When Using A Burger Press, Never Skip The Oiling Step

There's something special about juicy hamburgers, but let's face it, it's hard to mold the patties into a perfect shape without them falling apart, and it can be even more difficult to achieve a consistent shape and size when preparing multiple burgers at a time. That's where the burger press comes in. A burger press can be mechanical or electric, and some can create grill marks in the patties. No matter which burger press is used, they need to be oiled before using them to prevent the ground beef from sticking to the surface.
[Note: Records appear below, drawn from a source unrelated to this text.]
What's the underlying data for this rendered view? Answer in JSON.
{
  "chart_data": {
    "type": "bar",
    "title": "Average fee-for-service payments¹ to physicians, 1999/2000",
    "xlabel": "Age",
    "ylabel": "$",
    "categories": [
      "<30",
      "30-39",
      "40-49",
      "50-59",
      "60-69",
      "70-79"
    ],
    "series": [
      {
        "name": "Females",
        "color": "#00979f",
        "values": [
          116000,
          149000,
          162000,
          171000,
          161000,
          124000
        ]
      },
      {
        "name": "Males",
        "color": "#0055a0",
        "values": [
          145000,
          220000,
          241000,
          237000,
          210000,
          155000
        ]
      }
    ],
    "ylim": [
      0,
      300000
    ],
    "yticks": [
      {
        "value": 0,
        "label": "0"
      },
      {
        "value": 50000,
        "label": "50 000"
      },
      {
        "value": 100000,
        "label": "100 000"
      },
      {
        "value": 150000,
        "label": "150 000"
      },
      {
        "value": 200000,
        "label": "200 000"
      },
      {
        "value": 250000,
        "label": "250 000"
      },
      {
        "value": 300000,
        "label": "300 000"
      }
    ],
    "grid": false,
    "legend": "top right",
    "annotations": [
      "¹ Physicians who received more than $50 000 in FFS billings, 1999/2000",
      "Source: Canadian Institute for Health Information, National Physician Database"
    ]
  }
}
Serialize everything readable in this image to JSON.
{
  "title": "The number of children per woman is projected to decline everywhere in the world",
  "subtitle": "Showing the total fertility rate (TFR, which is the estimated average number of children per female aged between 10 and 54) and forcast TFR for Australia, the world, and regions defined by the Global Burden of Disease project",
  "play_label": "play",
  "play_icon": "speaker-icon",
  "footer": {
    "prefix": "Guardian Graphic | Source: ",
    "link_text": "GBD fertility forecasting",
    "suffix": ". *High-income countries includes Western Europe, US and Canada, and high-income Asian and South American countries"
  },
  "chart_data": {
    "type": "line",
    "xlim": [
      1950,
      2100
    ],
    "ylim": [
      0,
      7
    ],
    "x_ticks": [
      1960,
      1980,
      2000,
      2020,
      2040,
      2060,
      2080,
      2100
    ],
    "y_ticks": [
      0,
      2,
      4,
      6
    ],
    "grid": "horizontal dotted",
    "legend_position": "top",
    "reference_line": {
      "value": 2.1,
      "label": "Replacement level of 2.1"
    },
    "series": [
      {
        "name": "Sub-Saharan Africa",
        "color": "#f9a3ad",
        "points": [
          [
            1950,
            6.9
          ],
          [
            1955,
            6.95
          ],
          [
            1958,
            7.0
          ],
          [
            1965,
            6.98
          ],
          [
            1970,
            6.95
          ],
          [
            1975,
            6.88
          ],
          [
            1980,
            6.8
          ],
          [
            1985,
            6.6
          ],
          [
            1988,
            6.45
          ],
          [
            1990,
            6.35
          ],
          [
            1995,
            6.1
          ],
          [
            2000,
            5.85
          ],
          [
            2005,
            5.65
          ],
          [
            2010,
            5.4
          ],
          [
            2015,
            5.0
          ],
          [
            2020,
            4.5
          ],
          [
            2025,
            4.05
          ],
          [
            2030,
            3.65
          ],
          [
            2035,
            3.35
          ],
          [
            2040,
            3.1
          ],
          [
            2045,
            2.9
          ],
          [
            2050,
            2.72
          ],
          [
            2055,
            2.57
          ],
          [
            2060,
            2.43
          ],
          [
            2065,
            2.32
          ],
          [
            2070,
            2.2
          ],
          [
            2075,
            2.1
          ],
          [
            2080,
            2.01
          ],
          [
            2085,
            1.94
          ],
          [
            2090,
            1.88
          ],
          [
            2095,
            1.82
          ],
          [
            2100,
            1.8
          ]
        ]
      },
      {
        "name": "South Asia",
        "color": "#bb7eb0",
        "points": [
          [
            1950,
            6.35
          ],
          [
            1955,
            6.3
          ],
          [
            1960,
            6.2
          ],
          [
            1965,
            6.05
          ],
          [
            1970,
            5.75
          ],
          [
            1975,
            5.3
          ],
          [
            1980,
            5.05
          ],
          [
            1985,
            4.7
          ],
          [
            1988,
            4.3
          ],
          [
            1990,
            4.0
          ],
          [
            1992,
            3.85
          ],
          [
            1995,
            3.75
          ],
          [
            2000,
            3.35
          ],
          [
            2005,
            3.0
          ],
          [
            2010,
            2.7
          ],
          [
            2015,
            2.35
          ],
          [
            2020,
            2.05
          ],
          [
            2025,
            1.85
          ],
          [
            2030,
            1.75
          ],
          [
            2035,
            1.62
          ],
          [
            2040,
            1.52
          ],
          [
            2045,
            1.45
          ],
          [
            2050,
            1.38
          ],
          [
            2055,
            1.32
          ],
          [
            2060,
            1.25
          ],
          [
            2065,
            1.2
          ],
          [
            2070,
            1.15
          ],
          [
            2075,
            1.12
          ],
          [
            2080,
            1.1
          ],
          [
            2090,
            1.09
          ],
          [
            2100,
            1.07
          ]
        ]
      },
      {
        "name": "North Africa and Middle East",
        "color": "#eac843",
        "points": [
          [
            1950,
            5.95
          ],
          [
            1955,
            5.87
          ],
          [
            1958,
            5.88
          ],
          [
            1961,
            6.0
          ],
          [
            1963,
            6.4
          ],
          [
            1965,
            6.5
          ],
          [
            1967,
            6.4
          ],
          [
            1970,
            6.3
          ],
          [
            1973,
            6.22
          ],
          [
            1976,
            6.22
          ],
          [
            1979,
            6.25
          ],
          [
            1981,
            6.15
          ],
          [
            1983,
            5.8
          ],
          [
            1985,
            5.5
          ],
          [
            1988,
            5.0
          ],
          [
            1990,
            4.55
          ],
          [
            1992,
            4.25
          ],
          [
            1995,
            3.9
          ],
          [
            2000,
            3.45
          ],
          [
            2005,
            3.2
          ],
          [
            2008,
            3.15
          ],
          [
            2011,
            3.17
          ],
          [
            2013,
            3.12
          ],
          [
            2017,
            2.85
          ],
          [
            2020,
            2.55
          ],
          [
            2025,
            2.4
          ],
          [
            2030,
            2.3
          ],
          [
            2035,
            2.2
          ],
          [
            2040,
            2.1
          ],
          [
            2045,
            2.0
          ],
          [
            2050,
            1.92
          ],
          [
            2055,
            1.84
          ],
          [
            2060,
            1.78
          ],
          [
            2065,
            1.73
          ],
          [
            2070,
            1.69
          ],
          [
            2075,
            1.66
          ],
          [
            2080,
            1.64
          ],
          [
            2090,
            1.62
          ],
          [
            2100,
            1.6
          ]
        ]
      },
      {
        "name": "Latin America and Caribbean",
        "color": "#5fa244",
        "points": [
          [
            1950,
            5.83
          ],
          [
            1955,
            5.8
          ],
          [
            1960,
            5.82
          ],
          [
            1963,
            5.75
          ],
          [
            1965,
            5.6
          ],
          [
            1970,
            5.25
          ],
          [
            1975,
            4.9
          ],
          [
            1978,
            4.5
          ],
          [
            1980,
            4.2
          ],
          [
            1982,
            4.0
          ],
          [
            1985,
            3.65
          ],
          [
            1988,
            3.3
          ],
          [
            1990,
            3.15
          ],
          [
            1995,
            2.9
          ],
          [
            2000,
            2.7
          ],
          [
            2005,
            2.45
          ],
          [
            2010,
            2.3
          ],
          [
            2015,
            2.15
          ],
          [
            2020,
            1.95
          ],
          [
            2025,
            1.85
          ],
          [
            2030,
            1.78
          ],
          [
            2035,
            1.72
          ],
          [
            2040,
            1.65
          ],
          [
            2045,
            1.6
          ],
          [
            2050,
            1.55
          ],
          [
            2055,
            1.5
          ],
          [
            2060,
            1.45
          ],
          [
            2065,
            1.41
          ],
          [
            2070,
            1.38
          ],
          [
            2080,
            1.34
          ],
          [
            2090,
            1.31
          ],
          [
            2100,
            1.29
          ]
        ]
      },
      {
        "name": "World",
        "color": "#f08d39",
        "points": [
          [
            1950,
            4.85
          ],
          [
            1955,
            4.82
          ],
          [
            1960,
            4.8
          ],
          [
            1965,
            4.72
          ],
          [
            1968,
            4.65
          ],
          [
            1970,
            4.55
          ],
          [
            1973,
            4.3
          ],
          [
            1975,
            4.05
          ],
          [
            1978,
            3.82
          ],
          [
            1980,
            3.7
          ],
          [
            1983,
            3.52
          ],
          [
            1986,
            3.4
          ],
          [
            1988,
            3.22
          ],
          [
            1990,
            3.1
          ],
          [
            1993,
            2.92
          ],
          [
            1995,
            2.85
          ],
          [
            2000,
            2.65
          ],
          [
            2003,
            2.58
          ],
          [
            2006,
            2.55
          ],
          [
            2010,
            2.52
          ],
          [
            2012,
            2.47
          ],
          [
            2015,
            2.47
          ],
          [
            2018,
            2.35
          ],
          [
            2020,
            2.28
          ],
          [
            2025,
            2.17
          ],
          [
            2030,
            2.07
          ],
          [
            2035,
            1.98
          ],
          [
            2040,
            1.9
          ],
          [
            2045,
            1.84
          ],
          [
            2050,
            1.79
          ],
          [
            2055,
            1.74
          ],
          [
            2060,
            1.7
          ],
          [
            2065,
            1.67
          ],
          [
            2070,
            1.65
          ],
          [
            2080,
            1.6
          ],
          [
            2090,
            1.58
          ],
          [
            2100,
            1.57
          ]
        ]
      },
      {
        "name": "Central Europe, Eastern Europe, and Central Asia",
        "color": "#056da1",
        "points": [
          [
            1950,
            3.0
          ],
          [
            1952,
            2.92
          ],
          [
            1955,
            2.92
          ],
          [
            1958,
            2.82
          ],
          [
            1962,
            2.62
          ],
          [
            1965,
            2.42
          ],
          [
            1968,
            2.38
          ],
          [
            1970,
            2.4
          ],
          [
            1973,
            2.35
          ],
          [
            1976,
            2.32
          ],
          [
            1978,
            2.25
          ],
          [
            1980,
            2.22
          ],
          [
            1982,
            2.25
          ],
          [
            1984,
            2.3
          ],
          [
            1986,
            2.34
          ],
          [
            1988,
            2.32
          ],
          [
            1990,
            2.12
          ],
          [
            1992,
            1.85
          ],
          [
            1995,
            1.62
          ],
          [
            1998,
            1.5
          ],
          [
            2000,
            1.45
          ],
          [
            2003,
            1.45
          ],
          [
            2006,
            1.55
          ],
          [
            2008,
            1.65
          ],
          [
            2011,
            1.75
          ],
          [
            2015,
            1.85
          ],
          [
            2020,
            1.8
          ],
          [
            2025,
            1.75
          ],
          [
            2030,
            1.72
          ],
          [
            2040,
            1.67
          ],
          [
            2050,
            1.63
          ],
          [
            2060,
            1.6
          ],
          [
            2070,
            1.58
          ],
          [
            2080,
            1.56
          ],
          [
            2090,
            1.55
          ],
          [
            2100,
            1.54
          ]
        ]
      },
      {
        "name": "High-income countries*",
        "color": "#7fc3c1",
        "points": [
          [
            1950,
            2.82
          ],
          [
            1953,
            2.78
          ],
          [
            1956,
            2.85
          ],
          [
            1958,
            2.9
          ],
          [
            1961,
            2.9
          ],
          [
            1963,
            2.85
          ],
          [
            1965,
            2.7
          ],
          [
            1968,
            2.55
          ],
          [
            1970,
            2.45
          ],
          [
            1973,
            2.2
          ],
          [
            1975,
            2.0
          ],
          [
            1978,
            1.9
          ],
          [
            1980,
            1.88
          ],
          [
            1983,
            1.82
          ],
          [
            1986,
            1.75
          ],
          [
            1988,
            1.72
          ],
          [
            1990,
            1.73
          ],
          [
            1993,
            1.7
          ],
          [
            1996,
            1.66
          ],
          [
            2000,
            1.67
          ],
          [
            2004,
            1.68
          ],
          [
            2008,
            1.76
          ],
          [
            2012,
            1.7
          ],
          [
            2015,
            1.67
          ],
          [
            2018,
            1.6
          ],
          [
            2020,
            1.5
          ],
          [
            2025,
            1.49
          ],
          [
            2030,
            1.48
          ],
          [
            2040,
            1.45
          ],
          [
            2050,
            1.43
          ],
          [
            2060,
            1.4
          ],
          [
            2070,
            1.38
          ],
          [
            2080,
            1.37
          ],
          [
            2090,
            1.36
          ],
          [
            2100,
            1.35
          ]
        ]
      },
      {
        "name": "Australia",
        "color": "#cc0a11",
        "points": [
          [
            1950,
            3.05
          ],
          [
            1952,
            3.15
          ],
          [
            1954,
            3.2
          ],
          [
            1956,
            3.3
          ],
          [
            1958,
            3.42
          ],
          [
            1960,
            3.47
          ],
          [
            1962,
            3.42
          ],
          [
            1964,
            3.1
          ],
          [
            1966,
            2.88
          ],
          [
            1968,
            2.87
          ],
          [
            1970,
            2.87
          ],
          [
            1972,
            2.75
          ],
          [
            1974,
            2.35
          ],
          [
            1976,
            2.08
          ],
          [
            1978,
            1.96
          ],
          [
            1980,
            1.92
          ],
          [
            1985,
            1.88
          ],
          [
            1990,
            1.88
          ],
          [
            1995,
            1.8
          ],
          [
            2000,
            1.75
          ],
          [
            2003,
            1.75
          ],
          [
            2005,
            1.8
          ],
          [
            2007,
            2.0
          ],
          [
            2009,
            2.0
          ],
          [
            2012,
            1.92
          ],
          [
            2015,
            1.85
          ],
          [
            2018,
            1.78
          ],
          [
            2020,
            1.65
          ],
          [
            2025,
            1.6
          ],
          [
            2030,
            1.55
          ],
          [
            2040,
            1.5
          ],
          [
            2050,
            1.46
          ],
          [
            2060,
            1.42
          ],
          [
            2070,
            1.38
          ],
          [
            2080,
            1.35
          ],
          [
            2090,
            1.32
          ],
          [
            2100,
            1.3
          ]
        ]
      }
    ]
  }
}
A burger press forms ground meat into perfectly shaped patties that retain their shape during cooking. They also make it so you handle the meat less. This is important because the more you put your hands on ground beef, the warmer it gets, and the more likely your burgers will turn mushy. A burger press handles the meat for you, plus you can place it in the refrigerator so the burgers are cool before cooking, which helps them stay together.

How to oil a hamburger press

If you're using a burger press with a grill plate, the first step is to find an oil with a high smoke point, so that it doesn't burn. Vegetable oil and coconut oil have a smoke point of 400-450 degrees Fahrenheit, which makes them good choices since burgers are cooked at around 375-400 degrees Fahrenheit. You can apply the oil with a brush, but using a paper towel is easier. Just like when greasing a cast iron pan, put one to two teaspoons of oil on the paper towel and wipe down the inside of the burger press. If you are cooking a large batch of burgers, you may want to oil the press periodically while preparing the patties. If a bit of ground beef starts sticking to the press, it's time to oil it again.

For easier cleanup, the bottom of the press can also be lined with parchment paper with another piece on top of the patty. Once the patty is formed, you can invert the press onto a sheet of parchment paper and set it on a plate — the nonstick paper allows the burgers to be stacked on top of one another without sticking.